Gabrielle Chanel Fashion Manifesto – Horst P. Horst

Aside from all the tweed and little dresses, there are some fantastic pieces, notably a 1930s navy blue sequined dress that the Duchess of Westminster bought despite Chanel’s affairs with her husband. A pair of metallic silver pajamas from 1967 wouldn’t be out of place at a contemporary New York Fashion Week party.

The exhibition ends with Chanel’s last work in 1971, when she died at the age of 87 in Paris. Yves Saint Laurent, Salvador Dalí and numerous models attended her funeral. (The subsequent history of the House of Chanel with Karl Lagerfeld is not addressed.)

“Chanel was a master of her art and one of the most influential figures in 20th century Western fashion,” V&A director Tristram Hunt explained at the media launch of the exhibition. “As one of the most successful fashion houses in existence, Chanel owes much to the models established by its founder.”

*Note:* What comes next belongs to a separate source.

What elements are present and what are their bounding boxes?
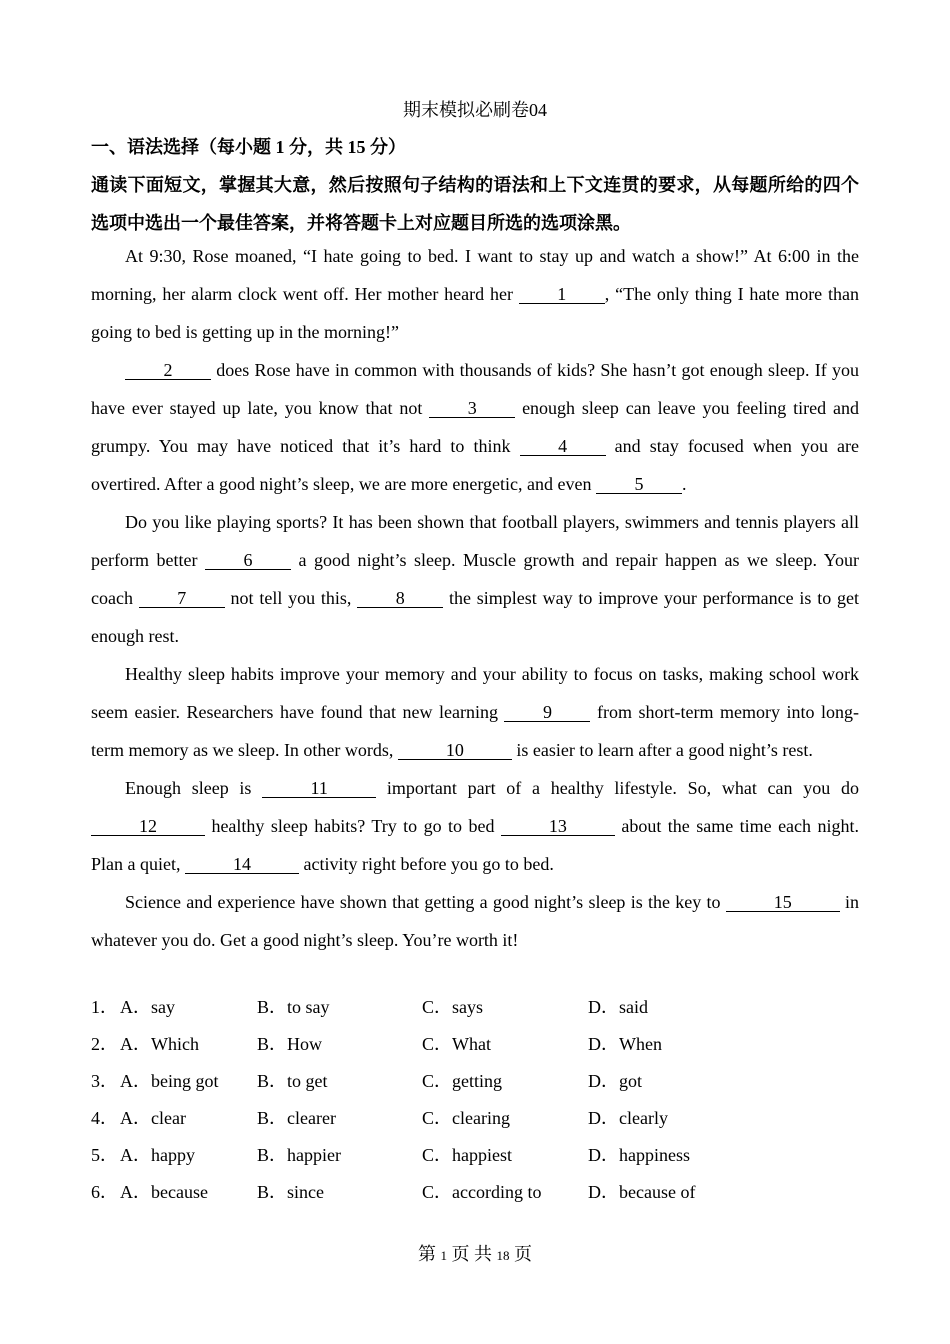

The exhibition stumbles when it comes to Gabrielle Chanel’s wartime activities. The notes refer to her collusion with the occupying Nazis, such as her relationship with a German officer, Baron Hans Gunther von Dincklage, while suggesting that she was a member of the French Resistance. Like Chanel herself, the show seems to hedge her bets.

One of the most interesting exhibits focuses on the “invisible accessory” of perfume. The Chanel No. 5 perfume began in 1921 and the exhibition features original bottles of the fragrance, although you will have to use your memory (or imagination) to smell the fragrance; It is not interactive in any way. The fragrance’s many renowned admirers ranged from Marilyn Monroe to Queen Elizabeth II. Included in the exhibit is a 1955 handwritten letter on Windsor Castle letterhead from the late queen, thanking a friend for a gift of the number 5. “As usual,” the then 29-year-old monarch wrote, “ “You have discovered just what I really wanted.” “Gabrielle Chanel: Fashion Manifesto” will be on display at the V&A until February 25.